One of my favourite writers is American Michael Schulman. In his recent article for The New Yorker, he quotes Joan Didion’s wry wisdom on the topic of living through your twenties.
“That was the year, my twenty-eighth,” she wrote, “the urtext of twenties self-reflection, when I was discovering that not all of the promises would be kept, that some things are in fact irrevocable, and that it had counted after all – every evasion and every procrastination, every mistake, every word, all of it.”
Mmm, I thought. It is a rather irresistible trap to fall into, isn’t it? You know, believing your twenties don’t matter.

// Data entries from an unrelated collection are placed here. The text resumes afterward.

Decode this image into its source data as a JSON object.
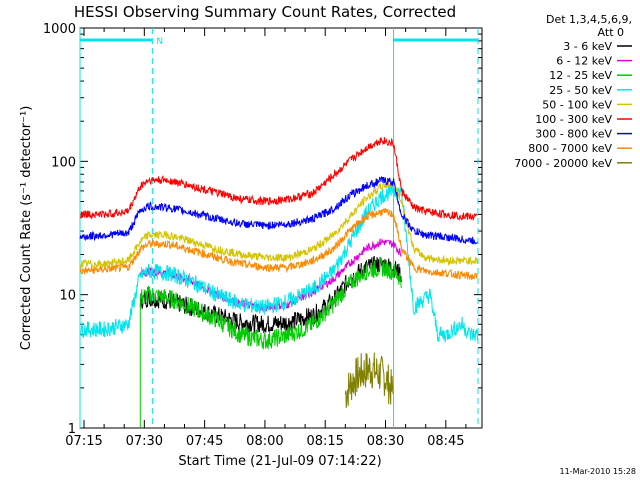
{
  "chart_data": {
    "type": "line",
    "title": "HESSI Observing Summary Count Rates, Corrected",
    "xlabel": "Start Time (21-Jul-09 07:14:22)",
    "ylabel": "Corrected Count Rate (s⁻¹ detector⁻¹)",
    "y_scale": "log",
    "ylim": [
      1,
      1000
    ],
    "xlim_minutes": [
      434,
      534
    ],
    "x_ticks": [
      {
        "m": 435,
        "label": "07:15"
      },
      {
        "m": 450,
        "label": "07:30"
      },
      {
        "m": 465,
        "label": "07:45"
      },
      {
        "m": 480,
        "label": "08:00"
      },
      {
        "m": 495,
        "label": "08:15"
      },
      {
        "m": 510,
        "label": "08:30"
      },
      {
        "m": 525,
        "label": "08:45"
      }
    ],
    "y_ticks": [
      {
        "v": 1,
        "label": "1"
      },
      {
        "v": 10,
        "label": "10"
      },
      {
        "v": 100,
        "label": "100"
      },
      {
        "v": 1000,
        "label": "1000"
      }
    ],
    "legend_header": [
      "Det 1,3,4,5,6,9,",
      "Att 0"
    ],
    "legend_placement": "right",
    "footer_date": "11-Mar-2010 15:28",
    "flag_label": "N",
    "series": [
      {
        "name": "3 - 6 keV",
        "color": "#000000",
        "x": [
          449,
          451,
          456,
          462,
          468,
          474,
          480,
          486,
          492,
          497,
          501,
          505,
          509,
          512,
          514
        ],
        "y": [
          9,
          9.5,
          9,
          8,
          7,
          6.2,
          6,
          6.2,
          7,
          9,
          13,
          16,
          17,
          16,
          14
        ]
      },
      {
        "name": "6 - 12 keV",
        "color": "#dd00dd",
        "x": [
          449,
          451,
          456,
          462,
          468,
          474,
          480,
          486,
          492,
          497,
          501,
          505,
          509,
          512,
          514
        ],
        "y": [
          14,
          15,
          14.5,
          12.5,
          10,
          8.5,
          8,
          8.5,
          10.5,
          13,
          17,
          22,
          25,
          24,
          20
        ]
      },
      {
        "name": "12 - 25 keV",
        "color": "#00cc00",
        "x": [
          449,
          451,
          456,
          462,
          468,
          474,
          480,
          486,
          492,
          497,
          501,
          505,
          509,
          512,
          514
        ],
        "y": [
          9.5,
          10,
          9.5,
          8,
          6.5,
          5,
          4.5,
          5,
          6,
          8.5,
          12,
          15,
          16,
          15,
          13
        ]
      },
      {
        "name": "25 - 50 keV",
        "color": "#00e5ee",
        "x": [
          434,
          440,
          446,
          449,
          451,
          456,
          462,
          468,
          474,
          480,
          486,
          492,
          497,
          501,
          505,
          509,
          512,
          514,
          517,
          519,
          521,
          523,
          525,
          527,
          529,
          531,
          533
        ],
        "y": [
          5.5,
          5.5,
          6,
          14,
          15,
          14.5,
          12.5,
          10,
          8.5,
          8,
          9,
          11,
          15,
          24,
          40,
          55,
          60,
          58,
          8,
          9,
          10,
          5,
          5,
          5.5,
          6,
          5,
          5
        ]
      },
      {
        "name": "50 - 100 keV",
        "color": "#d4c400",
        "x": [
          434,
          440,
          446,
          449,
          451,
          456,
          462,
          468,
          474,
          480,
          486,
          492,
          497,
          501,
          505,
          509,
          512,
          514,
          517,
          520,
          525,
          533
        ],
        "y": [
          17,
          17,
          18,
          25,
          28,
          28,
          25,
          22,
          20,
          19,
          19,
          22,
          28,
          38,
          52,
          65,
          68,
          50,
          22,
          19,
          18,
          18
        ]
      },
      {
        "name": "100 - 300 keV",
        "color": "#ff0000",
        "x": [
          434,
          440,
          446,
          449,
          451,
          456,
          462,
          468,
          474,
          480,
          486,
          492,
          497,
          501,
          505,
          509,
          512,
          514,
          517,
          520,
          525,
          533
        ],
        "y": [
          40,
          40,
          42,
          65,
          72,
          72,
          65,
          58,
          52,
          50,
          52,
          58,
          78,
          100,
          125,
          145,
          135,
          60,
          45,
          42,
          40,
          38
        ]
      },
      {
        "name": "300 - 800 keV",
        "color": "#0000ff",
        "x": [
          434,
          440,
          446,
          449,
          451,
          456,
          462,
          468,
          474,
          480,
          486,
          492,
          497,
          501,
          505,
          509,
          512,
          514,
          517,
          520,
          525,
          533
        ],
        "y": [
          27,
          28,
          29,
          43,
          46,
          45,
          41,
          37,
          34,
          33,
          34,
          37,
          44,
          55,
          65,
          72,
          70,
          40,
          30,
          28,
          27,
          25
        ]
      },
      {
        "name": "800 - 7000 keV",
        "color": "#ff8800",
        "x": [
          434,
          440,
          446,
          449,
          451,
          456,
          462,
          468,
          474,
          480,
          486,
          492,
          497,
          501,
          505,
          509,
          512,
          514,
          517,
          520,
          525,
          533
        ],
        "y": [
          15,
          15.5,
          16,
          22,
          24,
          24,
          21.5,
          19,
          17,
          16,
          16,
          18,
          22,
          30,
          38,
          42,
          40,
          22,
          16,
          15,
          14.5,
          13.5
        ]
      },
      {
        "name": "7000 - 20000 keV",
        "color": "#808000",
        "x": [
          500,
          502,
          504,
          506,
          508,
          510,
          512
        ],
        "y": [
          1.8,
          2.3,
          2.6,
          2.8,
          2.6,
          2.4,
          1.8
        ]
      }
    ],
    "attenuator_markers": [
      {
        "from": 434,
        "to": 452,
        "label": "N"
      },
      {
        "from": 512,
        "to": 533,
        "label": ""
      }
    ],
    "vertical_markers": [
      {
        "m": 434,
        "style": "solid"
      },
      {
        "m": 452,
        "style": "dashed"
      },
      {
        "m": 512,
        "style": "solid"
      },
      {
        "m": 533,
        "style": "dashed"
      }
    ]
  }
}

I’ve always viewed them as a warm up lap, a quick nap, a pregnant pause before life really begins and pregnancy becomes literal. A time to be consistently drunk on mid-range champagne, and to make the most of wearing short-shorts whilst you still can.
It’s a practice run.
But this can also be a dangerous mentality, because for that decade-long slide from teenagehood to adulthood, we convince ourselves that nothing we are doing is actually significant.
We dodge hurtling meteors of Big Life Events and slide through with a nihilistic cackle; mostly unscathed, sometimes with a small scratch.
But for the most part, we brush it off and clock it up as a fluke. Because life hasn't really begun yet, right?
In his article, 'Meryl Streep's Twenties, and My Own' for The New Yorker, Michael Schulman reflects on this attitude. He's writing a book on Meryl Streep, you see, and was searching for a sign in the narrative of her early life that could indicate the greatness that was to come.
"The question I asked myself at the outset was this: Who was Meryl Streep before she was the unsinkable queen of acting?" he asks.